Minimizing risk, it suggests that expansion up to the \(j_0\) term is the best choice for current supernova data, regardless of the z-redshift or y-redshift. We also test the influence of the fiducial model on risk analysis. The comparison demonstrates that it is trivial. Although a previous F-test also obtained a similar result, our paper is not a repeated work using more data. Our analysis finds a deeper insight in the convergence issue. First, it not only can tell us the convergence problem is in the accuracy or the precision, but also can provide us more objective information about how serious the divergence problem is. Because if the crux lies in the accuracy, the convergence problem maybe still cannot be solved even though more data were included. Second, in previous work, most focus was on the pursuit of a “sweet spot”, which has masked the physical meaning of the y-redshift. In our study, we not only find it is influenced by the distribution of data, but also forecast whether future observations can solve the convergence problem. Our analysis in Fig. 8 and Sect. 5.1 also indicates that the dynamical measurement is a potential clue to solve this problem.

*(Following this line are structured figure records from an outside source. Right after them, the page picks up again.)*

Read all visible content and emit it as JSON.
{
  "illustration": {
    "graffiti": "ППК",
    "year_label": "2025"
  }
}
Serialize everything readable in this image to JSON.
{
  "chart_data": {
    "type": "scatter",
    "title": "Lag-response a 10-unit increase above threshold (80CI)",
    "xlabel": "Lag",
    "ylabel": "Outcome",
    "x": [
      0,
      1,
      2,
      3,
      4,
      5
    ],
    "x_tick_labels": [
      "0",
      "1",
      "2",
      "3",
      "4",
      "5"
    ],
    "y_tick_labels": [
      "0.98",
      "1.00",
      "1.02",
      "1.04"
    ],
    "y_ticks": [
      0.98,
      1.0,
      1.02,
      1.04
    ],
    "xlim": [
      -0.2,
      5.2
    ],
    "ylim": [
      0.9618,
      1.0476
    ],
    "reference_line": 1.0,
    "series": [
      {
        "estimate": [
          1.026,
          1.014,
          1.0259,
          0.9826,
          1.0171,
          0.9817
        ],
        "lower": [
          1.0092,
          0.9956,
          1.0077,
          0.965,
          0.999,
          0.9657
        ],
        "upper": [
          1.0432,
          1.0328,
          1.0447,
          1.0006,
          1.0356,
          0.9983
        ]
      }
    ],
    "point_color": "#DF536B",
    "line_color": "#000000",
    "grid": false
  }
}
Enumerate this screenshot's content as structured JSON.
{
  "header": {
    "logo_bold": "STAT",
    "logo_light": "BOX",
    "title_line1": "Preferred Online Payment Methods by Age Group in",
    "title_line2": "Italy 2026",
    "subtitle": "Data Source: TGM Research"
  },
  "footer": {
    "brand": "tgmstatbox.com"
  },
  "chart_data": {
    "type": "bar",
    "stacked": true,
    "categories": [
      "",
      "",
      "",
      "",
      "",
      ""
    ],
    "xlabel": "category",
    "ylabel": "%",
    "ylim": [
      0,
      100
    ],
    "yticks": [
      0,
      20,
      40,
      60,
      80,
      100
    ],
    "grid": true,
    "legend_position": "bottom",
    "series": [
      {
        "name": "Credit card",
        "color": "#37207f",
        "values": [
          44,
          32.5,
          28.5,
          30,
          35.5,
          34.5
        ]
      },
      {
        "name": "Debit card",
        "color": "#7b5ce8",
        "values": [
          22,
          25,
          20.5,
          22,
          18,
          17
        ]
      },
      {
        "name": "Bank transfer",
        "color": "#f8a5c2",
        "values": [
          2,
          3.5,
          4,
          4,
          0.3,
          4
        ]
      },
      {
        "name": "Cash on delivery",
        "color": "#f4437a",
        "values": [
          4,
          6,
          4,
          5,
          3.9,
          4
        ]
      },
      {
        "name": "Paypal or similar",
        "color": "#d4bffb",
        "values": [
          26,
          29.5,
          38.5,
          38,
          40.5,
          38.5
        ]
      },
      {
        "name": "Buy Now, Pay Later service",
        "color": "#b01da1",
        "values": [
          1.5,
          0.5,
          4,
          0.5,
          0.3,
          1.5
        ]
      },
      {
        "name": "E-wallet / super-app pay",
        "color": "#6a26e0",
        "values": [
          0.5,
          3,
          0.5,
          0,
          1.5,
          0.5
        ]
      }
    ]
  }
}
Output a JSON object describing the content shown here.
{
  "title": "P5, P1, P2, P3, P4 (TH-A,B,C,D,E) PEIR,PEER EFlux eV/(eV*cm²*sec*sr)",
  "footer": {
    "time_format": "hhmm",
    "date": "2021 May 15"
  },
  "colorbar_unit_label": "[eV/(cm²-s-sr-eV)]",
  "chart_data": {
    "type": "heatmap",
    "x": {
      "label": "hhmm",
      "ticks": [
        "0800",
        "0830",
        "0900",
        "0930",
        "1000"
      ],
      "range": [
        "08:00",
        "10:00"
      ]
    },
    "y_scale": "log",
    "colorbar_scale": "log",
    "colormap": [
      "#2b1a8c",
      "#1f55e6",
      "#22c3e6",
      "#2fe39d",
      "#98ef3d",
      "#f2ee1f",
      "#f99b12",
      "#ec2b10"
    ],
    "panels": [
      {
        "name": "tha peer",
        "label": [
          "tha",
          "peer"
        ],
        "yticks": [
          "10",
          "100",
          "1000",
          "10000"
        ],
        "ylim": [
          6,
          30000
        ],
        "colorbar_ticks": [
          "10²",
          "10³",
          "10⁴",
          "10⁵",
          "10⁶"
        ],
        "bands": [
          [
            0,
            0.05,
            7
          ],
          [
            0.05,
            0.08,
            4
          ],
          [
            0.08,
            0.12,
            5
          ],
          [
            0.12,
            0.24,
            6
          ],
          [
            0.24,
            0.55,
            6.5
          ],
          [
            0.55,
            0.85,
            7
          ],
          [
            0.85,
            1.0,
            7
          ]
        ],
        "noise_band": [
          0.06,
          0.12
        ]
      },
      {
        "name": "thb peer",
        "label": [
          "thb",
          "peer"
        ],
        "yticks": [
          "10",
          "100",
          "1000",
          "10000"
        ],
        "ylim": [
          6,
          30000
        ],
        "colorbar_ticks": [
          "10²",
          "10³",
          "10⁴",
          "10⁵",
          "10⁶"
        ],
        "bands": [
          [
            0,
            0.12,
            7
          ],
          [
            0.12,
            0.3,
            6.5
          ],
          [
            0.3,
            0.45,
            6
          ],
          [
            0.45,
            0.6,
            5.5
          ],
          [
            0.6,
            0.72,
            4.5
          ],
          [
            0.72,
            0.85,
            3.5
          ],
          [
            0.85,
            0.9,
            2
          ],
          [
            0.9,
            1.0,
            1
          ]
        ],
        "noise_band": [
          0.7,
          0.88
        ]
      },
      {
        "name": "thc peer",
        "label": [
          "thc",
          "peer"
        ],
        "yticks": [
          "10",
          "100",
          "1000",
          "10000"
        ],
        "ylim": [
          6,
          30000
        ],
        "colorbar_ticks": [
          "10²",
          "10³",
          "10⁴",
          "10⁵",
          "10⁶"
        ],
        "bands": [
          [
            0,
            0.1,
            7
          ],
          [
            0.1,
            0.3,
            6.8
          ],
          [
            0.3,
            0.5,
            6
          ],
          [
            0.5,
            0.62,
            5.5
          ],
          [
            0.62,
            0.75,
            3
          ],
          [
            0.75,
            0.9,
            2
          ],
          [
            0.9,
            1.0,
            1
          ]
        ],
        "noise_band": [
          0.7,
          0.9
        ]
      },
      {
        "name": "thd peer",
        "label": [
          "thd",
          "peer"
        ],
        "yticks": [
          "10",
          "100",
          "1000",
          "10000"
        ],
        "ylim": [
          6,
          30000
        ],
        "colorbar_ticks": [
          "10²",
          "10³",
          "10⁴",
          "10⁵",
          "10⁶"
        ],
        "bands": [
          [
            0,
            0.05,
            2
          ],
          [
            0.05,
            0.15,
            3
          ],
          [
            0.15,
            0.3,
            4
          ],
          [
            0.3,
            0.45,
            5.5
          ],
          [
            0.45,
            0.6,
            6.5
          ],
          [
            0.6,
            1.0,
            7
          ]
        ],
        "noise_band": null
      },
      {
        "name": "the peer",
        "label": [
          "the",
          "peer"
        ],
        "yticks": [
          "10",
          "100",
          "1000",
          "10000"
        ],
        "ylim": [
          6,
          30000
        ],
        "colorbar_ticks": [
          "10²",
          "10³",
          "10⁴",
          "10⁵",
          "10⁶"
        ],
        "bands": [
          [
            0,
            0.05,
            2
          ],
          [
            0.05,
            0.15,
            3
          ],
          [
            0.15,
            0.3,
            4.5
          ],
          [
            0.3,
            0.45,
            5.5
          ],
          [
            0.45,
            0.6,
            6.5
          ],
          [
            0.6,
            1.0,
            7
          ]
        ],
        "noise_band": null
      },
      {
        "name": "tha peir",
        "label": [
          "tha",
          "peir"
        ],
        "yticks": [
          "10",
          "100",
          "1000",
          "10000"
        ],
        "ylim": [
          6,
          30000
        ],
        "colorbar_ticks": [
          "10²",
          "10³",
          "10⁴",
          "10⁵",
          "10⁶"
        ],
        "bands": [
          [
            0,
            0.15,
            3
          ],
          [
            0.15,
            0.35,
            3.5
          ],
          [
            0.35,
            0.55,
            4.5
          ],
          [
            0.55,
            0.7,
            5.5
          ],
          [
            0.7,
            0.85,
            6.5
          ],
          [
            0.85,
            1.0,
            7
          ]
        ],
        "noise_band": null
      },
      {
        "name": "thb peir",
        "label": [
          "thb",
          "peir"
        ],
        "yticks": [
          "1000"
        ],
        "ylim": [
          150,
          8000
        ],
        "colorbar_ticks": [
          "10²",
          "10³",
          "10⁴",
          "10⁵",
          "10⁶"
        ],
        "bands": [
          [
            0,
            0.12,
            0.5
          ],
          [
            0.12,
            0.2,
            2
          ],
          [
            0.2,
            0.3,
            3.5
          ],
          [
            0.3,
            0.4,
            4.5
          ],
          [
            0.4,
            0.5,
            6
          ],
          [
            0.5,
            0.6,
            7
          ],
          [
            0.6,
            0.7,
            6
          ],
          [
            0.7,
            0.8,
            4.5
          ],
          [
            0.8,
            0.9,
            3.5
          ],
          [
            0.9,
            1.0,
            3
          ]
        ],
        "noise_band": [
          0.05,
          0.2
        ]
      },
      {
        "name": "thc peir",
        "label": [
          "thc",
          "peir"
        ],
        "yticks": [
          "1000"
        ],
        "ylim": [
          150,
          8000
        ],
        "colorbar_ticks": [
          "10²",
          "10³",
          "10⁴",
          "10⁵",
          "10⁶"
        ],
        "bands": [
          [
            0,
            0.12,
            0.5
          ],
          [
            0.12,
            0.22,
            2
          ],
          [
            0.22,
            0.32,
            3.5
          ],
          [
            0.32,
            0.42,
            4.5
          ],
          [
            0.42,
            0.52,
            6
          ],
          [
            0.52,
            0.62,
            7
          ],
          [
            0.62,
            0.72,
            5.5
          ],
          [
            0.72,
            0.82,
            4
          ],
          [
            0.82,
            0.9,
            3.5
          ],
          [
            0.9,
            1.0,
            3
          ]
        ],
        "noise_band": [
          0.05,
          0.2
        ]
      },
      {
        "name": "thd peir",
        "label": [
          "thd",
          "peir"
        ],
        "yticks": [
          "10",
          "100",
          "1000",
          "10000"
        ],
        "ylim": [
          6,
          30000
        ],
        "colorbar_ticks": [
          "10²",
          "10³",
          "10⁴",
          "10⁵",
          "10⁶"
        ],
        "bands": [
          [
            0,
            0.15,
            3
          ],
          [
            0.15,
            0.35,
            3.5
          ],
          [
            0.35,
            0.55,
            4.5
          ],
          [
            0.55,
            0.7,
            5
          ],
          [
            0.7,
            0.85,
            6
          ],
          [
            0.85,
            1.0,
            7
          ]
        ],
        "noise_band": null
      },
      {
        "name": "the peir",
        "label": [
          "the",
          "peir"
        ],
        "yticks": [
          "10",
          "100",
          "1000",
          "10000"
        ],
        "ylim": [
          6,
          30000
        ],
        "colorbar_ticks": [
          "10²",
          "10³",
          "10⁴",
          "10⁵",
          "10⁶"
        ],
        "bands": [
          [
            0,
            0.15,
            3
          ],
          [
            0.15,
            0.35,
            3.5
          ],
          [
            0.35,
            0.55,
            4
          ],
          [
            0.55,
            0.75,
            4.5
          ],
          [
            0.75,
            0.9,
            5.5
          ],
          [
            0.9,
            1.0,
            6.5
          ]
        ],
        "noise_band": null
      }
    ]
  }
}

Our forecast finds that future WFIRST and redshift drift can significantly improve the constraints. Therefore, inclusion of dynamical measurement such as Hubble parameter data, redshift drift, etc. may be able to improve the constraint in accuracy and precision with high significance. As studied in our previous work [15], inclusion of the H(z) data can lead to stronger constraints on the cosmographic parameters. This discovery is helpful to understand or solve the convergence issue of supernova data. This is because a dynamical probe like the canonical redshift drift can provide direct measurement to the cosmic expansion history. While distance measurement is geometric. As studied in Ref. [63], the luminosity distance determines the EoS w through a multiple integral relation that smears out much information. For the redshift drift, it not only directly measures the change of Hubble parameter, but also can be realized via multiple wavebands and methods [37, 64]. Moreover, it is immune from extra systematic errors, and does not need photometric calibration, etc. Recently, a test in German Vacuum Tower Telescope demonstrates that the Laser Frequency Combs also have an advantage with long-term calibration precision, accuracy to realize the redshift drift experiment [65].

Our investigation also promotes the study of the values of cosmography. In previous work, most attention were focus on a special model. However, our analysis presents an almost undamaged map of dark energy. It breaks the limitation of extrapolation to other models. Setting the dark energy w(z) as free, we find that cosmography cannot give reliable estimations on q(z) and w(z). However, we find that it does not favor a constant EoS, but a complicated w(z), such as \(w(z) = -1 +w_a z + w_b z^2 + \cdots \), where \(w_a <0\) and \(w_b \ne 0\). These estimations are useful for modeling the dark energy.

Cosmography has been an useful tool with great potential to study the cosmology. For the dark energy, it was usually reconstructed by parametrization, such as the Chevallier–Polarski–Linder [66, 67], Jassal–Bagla–Padmanabhan [68]; or the non-parameterization, such as the Gaussian processes [55, 69], principal component analysis [60, 70]. Cosmography is another model-independent method to assess dark energy models. Moreover, cosmography has also been widely used in another fields, such as to test the power of supernova data [71]. Therefore, we have to say that cosmography is an important method to study the cosmology. Our study provides a straightforward and scientific reference. Of course, we will also devote ourselves to improving the cosmography study in our future work. We would like to study the influence of the inclusion of BAO and CMB data on cosmography. Throughout previous work, we find that many different observational data or combinations favor the best cosmography to second order. In our future work, we will also be interested in exploring their subtle relations to further understand the cosmography. Moreover, we also have an interest in improving the cosmographic problem by proposing some other physical redshift.